Aus dem § 27 StVO bleiben viele Fragen für Reiter und Rittführer offen, da reitende Gruppen hier (mit Ausnahme der Beleuchtungsvorschrift) nicht ausdrücklich erwähnt werden - im Gegensatz zu Radfahrern,
welchen erst ab 15 Fahrern die Bildung eines Verbands, und damit die Inanspruchnahme von besonderen Rechten im Straßenverkehr gestattet ist. 
In Literatur und/oder Lehrmaterialien zum Reiten im Straßenverkehr tauchen häufiger die Begriffe „Verband“ und „geschlossener Verband“ auf und führen oftmals zu einiger Verwirrung.
Der § 27 StVO kennt eine derartige Unterscheidung nicht!
Tatsächlich gibt es auch keinen Unterschied zwischen diesen beiden Bezeichnungen, da ein Verband immer „geschlossen“ sein muss, d. h. die Abteilung ohne größere Zwischenräume zusammen bleiben muss
(sonst wäre es straßenverkehrsrechtlich kein Verband!)!
Der Begriff der Geschlossenheit ist so zu verstehen, dass die Mitglieder des Verbands sich in einer so engen Formation bewegen, dass es anderen Verkehrsteilnehmern nicht möglich ist, zwischen diesen einzelnen Verbandsteilnehmern gefahrlos einzuscheren.
 
Die üblichen Sicherheitsabstände (eine Pferdelänge Abstand) sind also trotzdem auch beim Reiten im geschlossenen Verband zu befolgen; ungenügende Abstände führen bei einem Schaden/Unfall
eventuell zu einem Mitverschulden des zu dicht Aufreitenden.

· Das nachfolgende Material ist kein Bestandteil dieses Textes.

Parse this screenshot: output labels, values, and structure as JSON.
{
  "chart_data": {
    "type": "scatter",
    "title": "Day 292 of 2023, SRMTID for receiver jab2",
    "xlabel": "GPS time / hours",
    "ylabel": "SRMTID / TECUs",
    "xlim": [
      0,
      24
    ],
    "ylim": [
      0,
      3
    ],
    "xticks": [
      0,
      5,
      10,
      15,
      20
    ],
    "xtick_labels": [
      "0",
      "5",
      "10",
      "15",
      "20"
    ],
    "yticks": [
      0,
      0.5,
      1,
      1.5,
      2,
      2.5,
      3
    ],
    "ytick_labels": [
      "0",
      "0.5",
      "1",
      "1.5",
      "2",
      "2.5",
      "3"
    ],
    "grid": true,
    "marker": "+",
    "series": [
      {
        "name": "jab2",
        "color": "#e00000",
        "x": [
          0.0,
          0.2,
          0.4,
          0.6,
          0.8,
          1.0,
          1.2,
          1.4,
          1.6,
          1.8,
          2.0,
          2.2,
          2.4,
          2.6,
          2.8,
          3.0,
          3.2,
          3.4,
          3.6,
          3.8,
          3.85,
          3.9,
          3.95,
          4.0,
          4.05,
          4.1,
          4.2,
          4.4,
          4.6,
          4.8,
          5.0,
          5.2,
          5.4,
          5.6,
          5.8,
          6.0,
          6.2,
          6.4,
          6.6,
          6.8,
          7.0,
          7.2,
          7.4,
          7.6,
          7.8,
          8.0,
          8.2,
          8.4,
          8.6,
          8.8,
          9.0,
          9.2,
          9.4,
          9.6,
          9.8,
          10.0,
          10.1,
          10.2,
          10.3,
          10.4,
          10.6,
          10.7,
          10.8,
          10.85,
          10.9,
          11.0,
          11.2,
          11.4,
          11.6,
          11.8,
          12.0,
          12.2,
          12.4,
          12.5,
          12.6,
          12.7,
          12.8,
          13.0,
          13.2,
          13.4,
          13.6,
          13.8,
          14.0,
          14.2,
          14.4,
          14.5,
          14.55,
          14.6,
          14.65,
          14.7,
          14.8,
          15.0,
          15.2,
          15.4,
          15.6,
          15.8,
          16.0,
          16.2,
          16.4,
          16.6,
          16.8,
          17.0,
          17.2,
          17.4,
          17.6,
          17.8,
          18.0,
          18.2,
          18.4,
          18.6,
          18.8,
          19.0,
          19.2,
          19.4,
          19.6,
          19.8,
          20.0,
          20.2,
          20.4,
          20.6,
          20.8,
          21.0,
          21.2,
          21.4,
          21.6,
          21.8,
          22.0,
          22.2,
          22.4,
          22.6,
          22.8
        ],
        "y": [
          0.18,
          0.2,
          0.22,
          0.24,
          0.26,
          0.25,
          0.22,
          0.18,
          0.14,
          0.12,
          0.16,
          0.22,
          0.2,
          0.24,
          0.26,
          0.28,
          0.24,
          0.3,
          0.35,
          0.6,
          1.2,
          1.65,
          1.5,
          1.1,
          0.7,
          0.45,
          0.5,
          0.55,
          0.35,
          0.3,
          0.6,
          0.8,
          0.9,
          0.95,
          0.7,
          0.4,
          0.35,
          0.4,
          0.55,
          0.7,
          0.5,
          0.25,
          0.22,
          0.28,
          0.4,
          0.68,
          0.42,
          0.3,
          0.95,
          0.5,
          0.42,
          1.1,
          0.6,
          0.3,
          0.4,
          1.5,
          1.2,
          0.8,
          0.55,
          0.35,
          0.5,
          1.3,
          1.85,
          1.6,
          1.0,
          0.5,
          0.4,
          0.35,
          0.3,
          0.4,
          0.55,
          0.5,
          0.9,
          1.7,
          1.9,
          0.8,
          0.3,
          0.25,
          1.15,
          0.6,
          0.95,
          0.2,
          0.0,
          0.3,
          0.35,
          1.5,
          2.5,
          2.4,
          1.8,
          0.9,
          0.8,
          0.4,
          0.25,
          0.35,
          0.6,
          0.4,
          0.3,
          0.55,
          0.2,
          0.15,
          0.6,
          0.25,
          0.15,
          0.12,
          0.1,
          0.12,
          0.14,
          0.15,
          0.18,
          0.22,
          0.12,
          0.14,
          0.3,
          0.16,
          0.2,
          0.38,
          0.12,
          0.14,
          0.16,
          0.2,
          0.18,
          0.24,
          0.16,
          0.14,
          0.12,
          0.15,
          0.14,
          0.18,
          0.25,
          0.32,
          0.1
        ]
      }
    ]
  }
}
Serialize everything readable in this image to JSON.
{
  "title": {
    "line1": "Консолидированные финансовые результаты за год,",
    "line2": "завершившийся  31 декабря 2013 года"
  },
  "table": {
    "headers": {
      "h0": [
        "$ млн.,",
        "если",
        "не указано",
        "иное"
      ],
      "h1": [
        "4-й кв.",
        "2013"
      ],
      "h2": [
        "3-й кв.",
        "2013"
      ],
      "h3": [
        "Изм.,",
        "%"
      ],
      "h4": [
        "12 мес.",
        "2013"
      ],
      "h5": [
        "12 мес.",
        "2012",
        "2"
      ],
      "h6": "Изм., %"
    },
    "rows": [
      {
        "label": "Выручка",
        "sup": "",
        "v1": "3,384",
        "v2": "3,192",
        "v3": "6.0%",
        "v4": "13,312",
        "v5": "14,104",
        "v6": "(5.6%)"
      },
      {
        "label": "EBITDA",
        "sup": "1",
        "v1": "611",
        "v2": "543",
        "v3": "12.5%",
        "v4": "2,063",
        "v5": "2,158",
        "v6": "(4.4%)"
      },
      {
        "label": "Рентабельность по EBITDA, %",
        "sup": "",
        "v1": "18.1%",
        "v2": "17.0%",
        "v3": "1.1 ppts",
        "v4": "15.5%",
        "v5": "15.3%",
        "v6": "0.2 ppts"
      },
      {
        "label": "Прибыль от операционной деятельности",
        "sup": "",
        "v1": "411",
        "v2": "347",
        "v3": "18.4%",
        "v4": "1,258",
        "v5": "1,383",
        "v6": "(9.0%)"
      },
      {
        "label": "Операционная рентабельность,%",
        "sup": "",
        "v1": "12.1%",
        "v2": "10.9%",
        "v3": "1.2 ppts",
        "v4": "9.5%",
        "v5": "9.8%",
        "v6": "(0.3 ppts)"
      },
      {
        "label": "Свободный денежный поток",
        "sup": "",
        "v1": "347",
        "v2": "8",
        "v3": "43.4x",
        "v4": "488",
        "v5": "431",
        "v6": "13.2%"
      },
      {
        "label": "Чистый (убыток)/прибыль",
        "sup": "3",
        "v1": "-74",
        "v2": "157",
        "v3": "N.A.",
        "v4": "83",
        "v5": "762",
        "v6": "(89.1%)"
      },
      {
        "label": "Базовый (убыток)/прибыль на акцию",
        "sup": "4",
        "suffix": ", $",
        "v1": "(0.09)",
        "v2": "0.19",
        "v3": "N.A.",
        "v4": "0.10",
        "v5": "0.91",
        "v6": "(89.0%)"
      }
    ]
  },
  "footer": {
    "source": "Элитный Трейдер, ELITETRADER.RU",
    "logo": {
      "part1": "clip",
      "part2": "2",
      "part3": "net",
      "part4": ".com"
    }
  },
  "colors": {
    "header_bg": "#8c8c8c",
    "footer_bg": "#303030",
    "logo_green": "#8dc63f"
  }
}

Reiten (fahren) dagegen die einzelnen Teilnehmer in einem Abstand untereinander (von z.B. 50 Metern), kann nicht mehr von einem geschlossenen Verband gesprochen werden und die Verbandsrechte gehen dadurch verloren.
 
Wann ist also von einem Verband im Sinne der StVO zu sprechen?
Aufschluss darüber gibt der Abs. 3 des § 27:
Geschlossen ist ein Verband, wenn er für andere Verkehrsteilnehmer als solcher deutlich erkennbar ist.
OLG Hamm, Az. 27 U 1/94 – aber dagegen verneint im Urteil des LG Trier vom 12.02.2004, Az.: 3 O 156/03!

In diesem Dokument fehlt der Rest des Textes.